Ser humano hoje é não ser, é ser o externo. É ser um vários membros, isto é, fazer parte de algo que ainda chamamos família - ou não, mais cedo do que nunca -, e daí ser, tornar-se membro de inúmeras outras comunidades que nos mantém dentro de um ciclo, uma espiral compreendida e compartilhada por todos como: estes são os nossos tempos; e ainda que não pensemos nisso, pois não se pensa mais em nada fora disso, associa-se com participações coadjuvantes - que assim entende, afinal tudo é formatado para se ser o personagem principal - de amantes de toda ordem a preencher os dias.












Em tempo.: Pá de cal


Grupos alternativos - E sobre a obrigatoriedade de fazer parte de partidos outros, alternativos, descolados, da hora; de filiar-se e se engajar e lutar contra o status quo; grupinhos, grupelhos e suas tribos de revoltados. Não há a mínima possibilidade de se ser um ser só. Então é preciso estar engajado, unido; do contrário você se torna uma espécie de pária, de proscrito, esquisito – então é necessário estar muito bem resolvido para segura essa onda. E enquanto estes autointitulados outsiders descolados - agitadores escolarizados - se revezam, se multiplicam, se associam; não captam que são observados e se demoram a perceber que também eles são permitidos – sua luta é assistida; seu engajamento é monitorado.

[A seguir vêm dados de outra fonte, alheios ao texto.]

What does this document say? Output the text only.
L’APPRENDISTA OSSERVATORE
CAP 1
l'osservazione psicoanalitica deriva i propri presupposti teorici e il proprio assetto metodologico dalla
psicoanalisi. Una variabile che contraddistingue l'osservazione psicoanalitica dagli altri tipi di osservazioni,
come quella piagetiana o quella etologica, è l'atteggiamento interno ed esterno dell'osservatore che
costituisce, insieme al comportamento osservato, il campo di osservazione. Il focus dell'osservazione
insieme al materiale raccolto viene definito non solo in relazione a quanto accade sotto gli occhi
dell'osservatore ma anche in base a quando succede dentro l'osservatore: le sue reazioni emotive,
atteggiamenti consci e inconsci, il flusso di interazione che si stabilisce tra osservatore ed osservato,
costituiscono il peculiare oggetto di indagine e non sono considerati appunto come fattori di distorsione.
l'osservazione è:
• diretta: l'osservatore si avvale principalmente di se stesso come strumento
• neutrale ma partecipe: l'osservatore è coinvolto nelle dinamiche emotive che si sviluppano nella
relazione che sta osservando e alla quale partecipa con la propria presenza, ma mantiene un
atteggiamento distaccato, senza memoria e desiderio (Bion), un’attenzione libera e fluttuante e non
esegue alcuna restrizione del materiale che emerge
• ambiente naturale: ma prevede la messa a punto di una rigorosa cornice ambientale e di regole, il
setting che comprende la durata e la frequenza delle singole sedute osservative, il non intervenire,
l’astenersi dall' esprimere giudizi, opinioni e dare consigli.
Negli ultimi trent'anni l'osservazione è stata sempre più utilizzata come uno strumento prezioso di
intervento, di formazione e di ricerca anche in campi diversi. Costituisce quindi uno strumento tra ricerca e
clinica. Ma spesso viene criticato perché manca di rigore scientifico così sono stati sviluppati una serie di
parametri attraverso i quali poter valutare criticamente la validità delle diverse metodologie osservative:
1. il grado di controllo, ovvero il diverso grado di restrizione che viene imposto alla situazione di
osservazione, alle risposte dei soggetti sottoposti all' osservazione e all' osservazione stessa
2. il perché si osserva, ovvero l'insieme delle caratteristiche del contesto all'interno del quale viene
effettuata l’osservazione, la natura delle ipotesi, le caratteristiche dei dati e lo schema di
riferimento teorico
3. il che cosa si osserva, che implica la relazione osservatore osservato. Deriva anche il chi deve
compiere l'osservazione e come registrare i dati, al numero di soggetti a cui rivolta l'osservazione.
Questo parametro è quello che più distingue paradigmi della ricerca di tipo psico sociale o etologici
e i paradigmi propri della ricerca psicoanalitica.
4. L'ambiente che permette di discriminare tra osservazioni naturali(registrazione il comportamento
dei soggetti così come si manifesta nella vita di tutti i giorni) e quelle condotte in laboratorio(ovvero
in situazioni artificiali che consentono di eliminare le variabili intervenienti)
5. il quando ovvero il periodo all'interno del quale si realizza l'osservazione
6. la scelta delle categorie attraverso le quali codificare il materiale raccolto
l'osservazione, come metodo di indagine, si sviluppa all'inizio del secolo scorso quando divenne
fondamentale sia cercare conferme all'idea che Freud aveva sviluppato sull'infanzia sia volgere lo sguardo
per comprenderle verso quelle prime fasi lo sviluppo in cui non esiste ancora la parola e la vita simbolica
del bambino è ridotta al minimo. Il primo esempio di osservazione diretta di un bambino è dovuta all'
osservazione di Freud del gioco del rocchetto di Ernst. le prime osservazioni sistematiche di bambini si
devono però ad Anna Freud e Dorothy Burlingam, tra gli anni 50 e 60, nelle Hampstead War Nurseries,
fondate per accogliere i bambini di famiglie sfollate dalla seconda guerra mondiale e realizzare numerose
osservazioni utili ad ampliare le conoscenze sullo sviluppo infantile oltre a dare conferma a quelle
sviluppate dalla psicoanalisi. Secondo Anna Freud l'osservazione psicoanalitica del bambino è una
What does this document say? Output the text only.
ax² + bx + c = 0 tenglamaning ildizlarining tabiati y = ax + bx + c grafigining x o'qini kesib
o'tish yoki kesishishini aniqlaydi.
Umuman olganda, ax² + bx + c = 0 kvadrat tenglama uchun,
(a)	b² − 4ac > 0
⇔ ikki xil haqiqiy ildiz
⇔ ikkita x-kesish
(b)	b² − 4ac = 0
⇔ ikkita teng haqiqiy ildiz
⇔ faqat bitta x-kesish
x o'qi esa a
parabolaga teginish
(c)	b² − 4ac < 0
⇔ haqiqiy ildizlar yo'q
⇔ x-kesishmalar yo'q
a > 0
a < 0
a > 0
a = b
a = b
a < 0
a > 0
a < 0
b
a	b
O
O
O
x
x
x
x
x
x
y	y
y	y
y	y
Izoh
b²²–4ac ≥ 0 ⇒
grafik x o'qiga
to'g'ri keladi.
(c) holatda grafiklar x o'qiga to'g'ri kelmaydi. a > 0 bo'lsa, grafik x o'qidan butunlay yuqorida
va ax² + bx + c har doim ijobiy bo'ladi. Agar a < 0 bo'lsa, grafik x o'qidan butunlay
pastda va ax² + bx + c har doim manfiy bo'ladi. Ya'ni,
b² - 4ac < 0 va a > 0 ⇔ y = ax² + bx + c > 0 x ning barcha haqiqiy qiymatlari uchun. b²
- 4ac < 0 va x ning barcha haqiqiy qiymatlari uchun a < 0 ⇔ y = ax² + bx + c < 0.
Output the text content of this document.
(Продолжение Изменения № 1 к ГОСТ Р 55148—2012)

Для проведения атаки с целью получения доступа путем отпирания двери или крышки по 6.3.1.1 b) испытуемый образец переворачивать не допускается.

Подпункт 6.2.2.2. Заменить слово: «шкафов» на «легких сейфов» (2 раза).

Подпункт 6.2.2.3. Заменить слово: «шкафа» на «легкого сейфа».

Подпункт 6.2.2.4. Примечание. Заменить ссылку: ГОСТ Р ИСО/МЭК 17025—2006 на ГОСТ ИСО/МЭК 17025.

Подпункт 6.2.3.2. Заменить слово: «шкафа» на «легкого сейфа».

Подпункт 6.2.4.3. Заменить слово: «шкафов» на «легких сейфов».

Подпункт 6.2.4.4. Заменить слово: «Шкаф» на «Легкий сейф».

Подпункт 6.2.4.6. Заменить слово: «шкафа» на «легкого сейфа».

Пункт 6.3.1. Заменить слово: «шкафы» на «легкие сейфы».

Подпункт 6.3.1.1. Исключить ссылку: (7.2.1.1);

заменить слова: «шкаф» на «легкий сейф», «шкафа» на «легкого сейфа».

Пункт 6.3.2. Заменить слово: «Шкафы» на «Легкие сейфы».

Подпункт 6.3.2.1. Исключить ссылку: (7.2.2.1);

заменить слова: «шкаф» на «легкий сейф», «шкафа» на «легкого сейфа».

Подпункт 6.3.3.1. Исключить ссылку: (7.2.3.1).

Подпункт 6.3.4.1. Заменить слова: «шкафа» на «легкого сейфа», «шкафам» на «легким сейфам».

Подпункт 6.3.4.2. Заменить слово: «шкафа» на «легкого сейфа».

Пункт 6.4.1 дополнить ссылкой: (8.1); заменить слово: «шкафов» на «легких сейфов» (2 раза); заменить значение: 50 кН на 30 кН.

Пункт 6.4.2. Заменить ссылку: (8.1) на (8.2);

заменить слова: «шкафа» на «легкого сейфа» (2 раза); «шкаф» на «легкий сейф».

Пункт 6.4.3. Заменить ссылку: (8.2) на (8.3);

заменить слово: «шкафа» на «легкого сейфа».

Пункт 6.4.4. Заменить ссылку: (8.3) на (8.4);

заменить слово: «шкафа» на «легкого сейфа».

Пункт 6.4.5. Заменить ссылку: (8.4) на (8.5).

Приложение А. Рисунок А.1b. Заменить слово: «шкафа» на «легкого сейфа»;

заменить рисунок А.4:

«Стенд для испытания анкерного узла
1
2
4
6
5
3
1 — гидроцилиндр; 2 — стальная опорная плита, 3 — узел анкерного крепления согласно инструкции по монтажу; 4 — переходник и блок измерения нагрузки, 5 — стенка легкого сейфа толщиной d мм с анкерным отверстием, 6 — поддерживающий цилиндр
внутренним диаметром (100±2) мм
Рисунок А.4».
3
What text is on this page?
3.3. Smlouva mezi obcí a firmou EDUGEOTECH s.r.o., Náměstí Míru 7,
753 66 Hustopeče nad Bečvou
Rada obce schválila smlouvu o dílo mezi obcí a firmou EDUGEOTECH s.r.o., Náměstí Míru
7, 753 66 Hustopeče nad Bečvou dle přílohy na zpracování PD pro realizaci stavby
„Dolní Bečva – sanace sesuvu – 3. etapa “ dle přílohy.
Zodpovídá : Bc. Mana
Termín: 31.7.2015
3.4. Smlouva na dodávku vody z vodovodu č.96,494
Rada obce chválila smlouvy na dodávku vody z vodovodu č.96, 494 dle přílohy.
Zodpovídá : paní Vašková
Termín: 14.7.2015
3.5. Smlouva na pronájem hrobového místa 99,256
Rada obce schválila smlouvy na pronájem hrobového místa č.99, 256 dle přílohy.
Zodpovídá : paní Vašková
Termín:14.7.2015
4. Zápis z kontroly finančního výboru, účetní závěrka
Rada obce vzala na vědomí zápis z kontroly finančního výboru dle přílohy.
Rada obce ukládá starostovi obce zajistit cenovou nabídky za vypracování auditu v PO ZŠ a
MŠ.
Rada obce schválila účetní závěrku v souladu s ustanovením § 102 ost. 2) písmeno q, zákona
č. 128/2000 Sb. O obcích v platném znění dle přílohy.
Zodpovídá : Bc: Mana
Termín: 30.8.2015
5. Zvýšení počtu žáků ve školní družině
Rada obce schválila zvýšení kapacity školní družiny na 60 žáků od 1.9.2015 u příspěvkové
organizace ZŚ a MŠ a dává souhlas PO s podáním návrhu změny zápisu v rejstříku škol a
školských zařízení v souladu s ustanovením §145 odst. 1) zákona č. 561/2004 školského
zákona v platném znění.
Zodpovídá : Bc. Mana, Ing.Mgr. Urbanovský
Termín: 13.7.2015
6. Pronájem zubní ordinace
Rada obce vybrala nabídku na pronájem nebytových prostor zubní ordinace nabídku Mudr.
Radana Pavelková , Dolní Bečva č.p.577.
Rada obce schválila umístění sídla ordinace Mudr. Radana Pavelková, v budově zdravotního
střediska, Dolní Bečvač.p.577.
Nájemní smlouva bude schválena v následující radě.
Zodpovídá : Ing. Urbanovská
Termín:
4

Fazer parte de um grupo que se autodenomina amotinados tramps pode ser um estilo de vida, um instante de rebeldia bastante sadio; ou a insistência continuada de se mostrar apenas um teimoso covarde e inconsequente quando invariavelmente se está em verdade optando por fazer parte de mais uma solução anódina lúdica encontrada para também passar os dias.

*





Em momento algum estivemos tão só – inclusive, obrigados – e com tanto a nossa disposição para a derradeira e inegociável introspecção, no entanto jamais estivemos tão dispersos, portanto tão longe do auspicioso recolhimento.